Beyond Belief


Belief is an interesting thing. It’s personal and subjective, but most of all, it’s incredibly powerful. To say that you think, or suppose, or even know something is true is one thing. To say that you BELIEVE in it is something else entirely.

Cultures rise and fall on the premise of belief. Wars are fought, lives are lost, and hatred is fostered all because of one six letter word. I’m not writing this to rip into religion, or those who practice it. Admittedly, I’m not a religious person; I tend to fall more in line with the science crowd. But I do understand and respect the need people have for it, have always had for it, since the beginning of modern human existence.

What I have a hard time comprehending is the notion that believing in a particular thing somehow trumps basic morals and human decency. This strange occurrence crosses all religious and party lines. Mob mentality takes over without a mob even being present. And it’s always been that way. Blame the anonymity of the internet all you want, when it comes to political and religious beliefs, people have always been more than willing to turn into assholes to defend their cause.

In the last few years we’ve been battered over and over again with belief.  Each side insists they are right, and that you are somehow morally bankrupt if you believe anything else. Family and friends turn against each other without a second thought, attacking each other with shocking vitriol.

The other night I watched a documentary on the tribes of New Guinea (because that’s how I prefer to spend my Friday nights thankyouverymuch). At the time of the filming, the tribes had little to no exposure to people outside of their society. They knew nothing of Western science or religion. They believed that women were impregnated by forest spirits and that cannibalism was the only way to destroy the evil inhabiting a murderers’ body. Their cultures had followed these beliefs for thousands of years, untouched by the outside world.

So, do these people, these “savages” who run naked through the forest, practicing their own form of cannibalistic justice, need saving? Are we so much better off?

We eat each other alive every day, online and in the media, under the guise of debating religion and politics. We hide behind belief to justify hatred and discrimination. In our supposedly more “civilized” world, we turn fear of the unknown into an unmovable system of belief that clouds our consciences and warps our morals. We spend our lives screaming at each other, trying to sway the majority to our way of thinking because belief is a static thing that cannot evolve with the changing times.

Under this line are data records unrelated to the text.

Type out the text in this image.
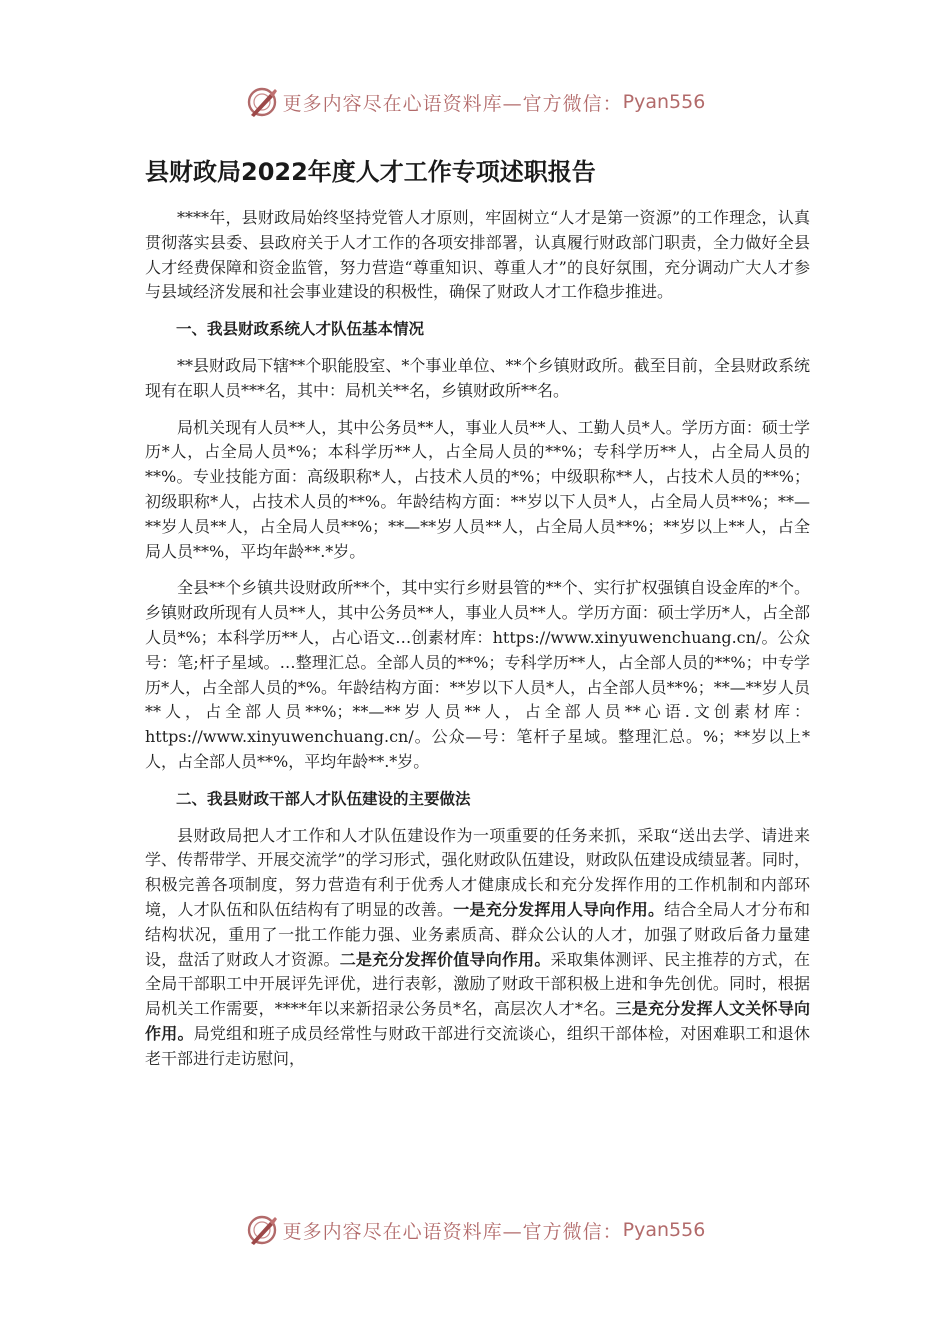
更多内容尽在心语资料库—官方微信： Pyan556
县财政局2022年度人才工作专项述职报告

****年，县财政局始终坚持党管人才原则，牢固树立“人才是第一资源”的工作理念，认真贯彻落实县委、县政府关于人才工作的各项安排部署，认真履行财政部门职责，全力做好全县人才经费保障和资金监管，努力营造“尊重知识、尊重人才”的良好氛围，充分调动广大人才参与县域经济发展和社会事业建设的积极性，确保了财政人才工作稳步推进。

一、我县财政系统人才队伍基本情况

**县财政局下辖**个职能股室、*个事业单位、**个乡镇财政所。截至目前，全县财政系统现有在职人员***名，其中：局机关**名，乡镇财政所**名。

局机关现有人员**人，其中公务员**人，事业人员**人、工勤人员*人。学历方面：硕士学历*人，占全局人员*%；本科学历**人，占全局人员的**%；专科学历**人，占全局人员的**%。专业技能方面：高级职称*人，占技术人员的*%；中级职称**人，占技术人员的**%；初级职称*人，占技术人员的**%。年龄结构方面：**岁以下人员*人，占全局人员**%；**—**岁人员**人，占全局人员**%；**—**岁人员**人，占全局人员**%；**岁以上**人，占全局人员**%，平均年龄**.*岁。

全县**个乡镇共设财政所**个，其中实行乡财县管的**个、实行扩权强镇自设金库的*个。乡镇财政所现有人员**人，其中公务员**人，事业人员**人。学历方面：硕士学历*人，占全部人员*%；本科学历**人，占心语文…创素材库：https://www.xinyuwenchuang.cn/。公众号：笔;杆子星域。…整理汇总。全部人员的**%；专科学历**人，占全部人员的**%；中专学历*人，占全部人员的*%。年龄结构方面：**岁以下人员*人，占全部人员**%；**—**岁人员**人，占全部人员**%；**—**岁人员**人，占全部人员**心语.文创素材库：https://www.xinyuwenchuang.cn/。公众—号：笔杆子星域。整理汇总。%；**岁以上*人，占全部人员**%，平均年龄**.*岁。

二、我县财政干部人才队伍建设的主要做法

县财政局把人才工作和人才队伍建设作为一项重要的任务来抓，采取“送出去学、请进来学、传帮带学、开展交流学”的学习形式，强化财政队伍建设，财政队伍建设成绩显著。同时，积极完善各项制度，努力营造有利于优秀人才健康成长和充分发挥作用的工作机制和内部环境，人才队伍和队伍结构有了明显的改善。一是充分发挥用人导向作用。结合全局人才分布和结构状况，重用了一批工作能力强、业务素质高、群众公认的人才，加强了财政后备力量建设，盘活了财政人才资源。二是充分发挥价值导向作用。采取集体测评、民主推荐的方式，在全局干部职工中开展评先评优，进行表彰，激励了财政干部积极上进和争先创优。同时，根据局机关工作需要，****年以来新招录公务员*名，高层次人才*名。三是充分发挥人文关怀导向作用。局党组和班子成员经常性与财政干部进行交流谈心，组织干部体检，对困难职工和退休老干部进行走访慰问，

更多内容尽在心语资料库—官方微信： Pyan556
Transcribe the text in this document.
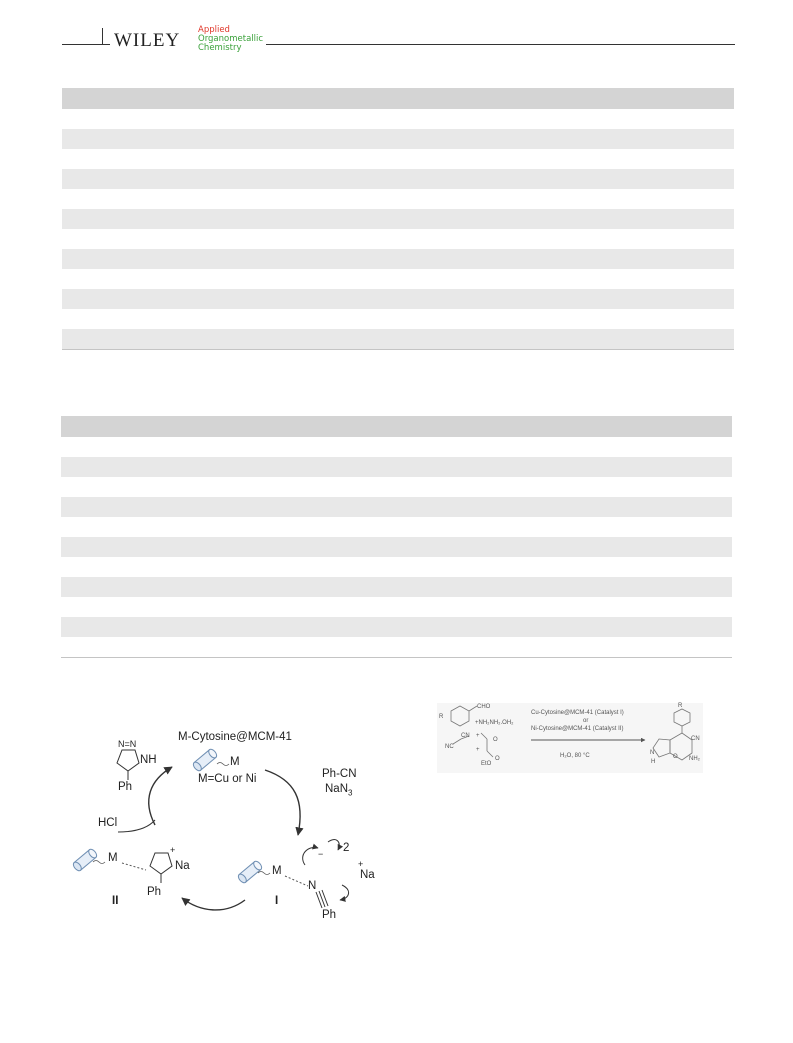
WILEY Applied
Organometallic
Chemistry
M-Cytosine@MCM-41
M
M=Cu or Ni	Ph-CN
NaN$_3$
HCl
N=N
NH
Ph
M
+
Na
Ph
II
M
− 2
+
Na
N
Ph
I
CHO
R
+NH₂NH₂.OH₂
CN
NC
+
+
O
O
EtO
Cu-Cytosine@MCM-41 (Catalyst I)
or
Ni-Cytosine@MCM-41 (Catalyst II)
H₂O, 80 °C
R
CN
NH₂
O
N
H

But it doesn’t have to be that way. Belief doesn’t have to narrow our minds and limit our scope. The whole concept of belief is an incredible testament to the ingenuity of the human mind. The world is full of strange and wonderful things beyond our basic comprehension. Instead of holing up in a cave somewhere and living in fear of the wonders of nature, our ancestors theorized and hypothesized, fitting the miracles of this world into a framework that made sense to them, and still makes sense to so many.

Over the centuries, many of the original ideas about our creation and existence have given way to scientific evidence. We know so much now, about ourselves and our universe, it’s mind-boggling. We’ve discovered that the Earth is round and older than comprehension and that we are literally made of star dust. Yet, incredibly, there is still so much to learn. That gap, the space that science has yet to (and may never) explain, is filled with belief.

The notion that people can take an explanation that they can’t see, hear, or touch and believe it with every fiber of their beings  is truly beautiful. Unfortunately, it’s been sullied by people in positions of power who manipulate it to fit their agendas. Belief is the currency with which our morals are bought and sold.

If we were, for just a moment, to reflect on its intended purpose, perhaps we would not allow our beliefs to be dictated so easily. If we were to recognize that we are all merely humans, trying to find meaning behind our existence, trying to feel worthy of the divine spark that lives in us all, perhaps we would treat each other a little more gently.